A gentleman by the name of Chris Anderson recently released a book entitled Free, which I have not read, but which, according to interviews and commentary, which I have read, makes the point that the internet is the marketing model of the future, where content is free, because that’s what people want. I’ll agree with half of that. People always want good things for less than they cost, but a great deal of what’s free really isn’t. In fact, most of it isn’t. It’s paid for in other ways.

Take this blog. Whoever reads it gets the contents without charge, but it didn’t come for nothing. Tor paid for the design and pays for the servers on which it is hosted, as well as for the technical people who put on the artwork and book covers. I write the text, questions, schedules, and news, and no one pays me. The hope is, of course, that both Tor and I will be repaid by readers who go out and buy more books. But free, in the sense of costing nothing, it’s not.
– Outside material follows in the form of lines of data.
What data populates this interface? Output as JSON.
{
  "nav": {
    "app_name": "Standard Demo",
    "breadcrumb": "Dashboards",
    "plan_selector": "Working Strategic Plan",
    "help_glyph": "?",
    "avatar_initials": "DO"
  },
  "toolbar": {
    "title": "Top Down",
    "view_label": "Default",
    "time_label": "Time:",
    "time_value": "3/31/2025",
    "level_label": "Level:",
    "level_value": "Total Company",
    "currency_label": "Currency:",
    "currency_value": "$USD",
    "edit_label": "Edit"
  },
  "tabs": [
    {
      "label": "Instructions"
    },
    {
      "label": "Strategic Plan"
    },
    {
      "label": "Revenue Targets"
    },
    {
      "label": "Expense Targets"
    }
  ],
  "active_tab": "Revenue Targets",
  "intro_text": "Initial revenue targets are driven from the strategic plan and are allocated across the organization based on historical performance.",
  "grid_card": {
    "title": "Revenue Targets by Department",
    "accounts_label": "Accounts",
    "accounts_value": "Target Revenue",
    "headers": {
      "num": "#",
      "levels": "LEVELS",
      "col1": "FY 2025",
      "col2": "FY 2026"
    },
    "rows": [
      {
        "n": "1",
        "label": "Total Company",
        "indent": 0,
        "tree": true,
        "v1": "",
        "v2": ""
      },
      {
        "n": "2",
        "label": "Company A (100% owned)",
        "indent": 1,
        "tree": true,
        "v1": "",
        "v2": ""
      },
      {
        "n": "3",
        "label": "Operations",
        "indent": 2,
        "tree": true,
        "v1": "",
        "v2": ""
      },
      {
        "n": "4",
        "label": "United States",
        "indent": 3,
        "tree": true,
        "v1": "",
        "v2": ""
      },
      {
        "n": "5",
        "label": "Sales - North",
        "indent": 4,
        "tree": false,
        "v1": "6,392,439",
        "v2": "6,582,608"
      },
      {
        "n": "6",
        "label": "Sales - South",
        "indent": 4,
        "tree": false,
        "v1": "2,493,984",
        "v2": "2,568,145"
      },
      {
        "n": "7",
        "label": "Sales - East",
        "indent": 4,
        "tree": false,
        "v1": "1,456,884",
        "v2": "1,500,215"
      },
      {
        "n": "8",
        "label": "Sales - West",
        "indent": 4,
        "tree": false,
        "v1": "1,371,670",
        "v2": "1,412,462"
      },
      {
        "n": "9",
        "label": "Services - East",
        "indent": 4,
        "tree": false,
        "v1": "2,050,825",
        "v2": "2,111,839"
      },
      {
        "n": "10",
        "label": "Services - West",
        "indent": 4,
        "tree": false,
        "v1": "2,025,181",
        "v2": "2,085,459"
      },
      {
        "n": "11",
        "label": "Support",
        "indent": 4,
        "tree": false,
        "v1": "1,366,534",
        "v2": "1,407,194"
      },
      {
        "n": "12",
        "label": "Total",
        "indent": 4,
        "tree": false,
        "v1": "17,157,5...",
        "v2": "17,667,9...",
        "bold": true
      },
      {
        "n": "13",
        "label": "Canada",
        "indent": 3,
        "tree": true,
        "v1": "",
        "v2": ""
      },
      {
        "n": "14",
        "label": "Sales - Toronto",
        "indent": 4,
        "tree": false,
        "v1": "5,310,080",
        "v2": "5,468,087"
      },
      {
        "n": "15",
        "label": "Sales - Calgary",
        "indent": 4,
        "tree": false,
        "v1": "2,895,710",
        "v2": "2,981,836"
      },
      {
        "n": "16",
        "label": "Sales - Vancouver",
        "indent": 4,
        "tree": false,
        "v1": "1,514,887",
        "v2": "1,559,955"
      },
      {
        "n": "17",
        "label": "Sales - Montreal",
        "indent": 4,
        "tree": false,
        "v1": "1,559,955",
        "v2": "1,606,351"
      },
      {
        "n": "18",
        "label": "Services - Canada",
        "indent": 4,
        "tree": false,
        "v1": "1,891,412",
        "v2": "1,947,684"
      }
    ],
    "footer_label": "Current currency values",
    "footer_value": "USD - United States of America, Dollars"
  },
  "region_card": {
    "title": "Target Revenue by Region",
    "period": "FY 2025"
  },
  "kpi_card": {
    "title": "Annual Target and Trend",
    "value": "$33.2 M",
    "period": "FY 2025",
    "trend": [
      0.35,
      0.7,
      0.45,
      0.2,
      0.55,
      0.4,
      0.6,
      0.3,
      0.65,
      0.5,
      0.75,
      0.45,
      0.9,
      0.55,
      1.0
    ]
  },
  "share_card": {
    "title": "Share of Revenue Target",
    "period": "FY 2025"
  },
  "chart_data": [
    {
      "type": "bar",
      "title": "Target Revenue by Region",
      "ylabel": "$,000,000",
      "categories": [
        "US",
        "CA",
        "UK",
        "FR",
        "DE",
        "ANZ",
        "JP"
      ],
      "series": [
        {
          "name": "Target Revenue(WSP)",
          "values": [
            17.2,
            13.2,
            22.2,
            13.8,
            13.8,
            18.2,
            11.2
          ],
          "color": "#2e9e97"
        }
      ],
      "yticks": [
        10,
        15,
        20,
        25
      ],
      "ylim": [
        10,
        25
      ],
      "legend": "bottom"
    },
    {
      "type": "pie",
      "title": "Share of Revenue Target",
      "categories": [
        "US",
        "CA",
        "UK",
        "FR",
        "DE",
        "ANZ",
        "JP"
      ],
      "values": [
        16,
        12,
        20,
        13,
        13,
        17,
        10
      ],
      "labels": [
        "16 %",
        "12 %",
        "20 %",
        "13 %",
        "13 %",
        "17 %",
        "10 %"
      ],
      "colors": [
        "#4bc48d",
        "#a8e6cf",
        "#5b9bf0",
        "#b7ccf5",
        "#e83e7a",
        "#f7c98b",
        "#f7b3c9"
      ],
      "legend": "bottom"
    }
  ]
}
Mr. Anderson also apparently believes that whatever appears on the web should be free and that whoever creates it should profit, as do some musical groups, apparently, by sales of tickets to live events and selling merchandise. This may be fine if one has other merchandise to sell, but if one’s livelihood is gained from people buying intellectual property, one has to limit what one provides for free. I can provide economic, political, and fiction-related insights here for free, because I have fictional “merchandise” to sell through online and bricks-and-mortar bookstores. Other writers, I have to admit, are far better at this than I am. But what of editorial writers? What will happen to that profession if news goes entirely on-line for “free”? Or musicians and songwriters? We’re already seeing a dwindling of truly professional smaller musical groups, the kinds that actually could grub out a living by touring small clubs across the nation. In fact, I recently read that some clubs are now actually charging the musicians, rather than paying them. Is this because something like 90% of the “recorded” music out there is either “free” or pirated? Or because the smaller groups can’t effectively use the “free” aspect of the internet to promote money-generating concerts that will repay the costs of providing “free” services? In a related aspect, my wife the singer and opera professor has noted that the cost of sheet music has skyrocketed because singers and students are buying far less because they can copy it easily… and consequently, the music for more and more songs and operas is out of print, because those songs and operas are less popular and sales won’t pay for even the printing costs.

In addition to these questions, there’s another one, and to me, it’s far more troubling. It’s the idea that worthwhile services — whether insights, music, or entertainment — should be marketed as “free,” because they’re not. They’re paid for indirectly and in other ways, either by advertisers, or subsidized by the sale or other goods and services, and often the user/consumer has no way of knowing who or what is behind anything. Some “free” providers are very up-front, as am I in offering this blog to interest readers in my books. But how many people know how many hundreds of millions of dollars Google has poured into YouTube? Or even who all the other providers of “free” stuff happen to be, and what their agendas might be?

To me, the disguised “free” content idea is just another way in which social institutions end up separating responsibility and accountability from making money. The concept of “free” is also intellectually dishonest… but… all that “stuff” is free, and that excuses everything… doesn’t it?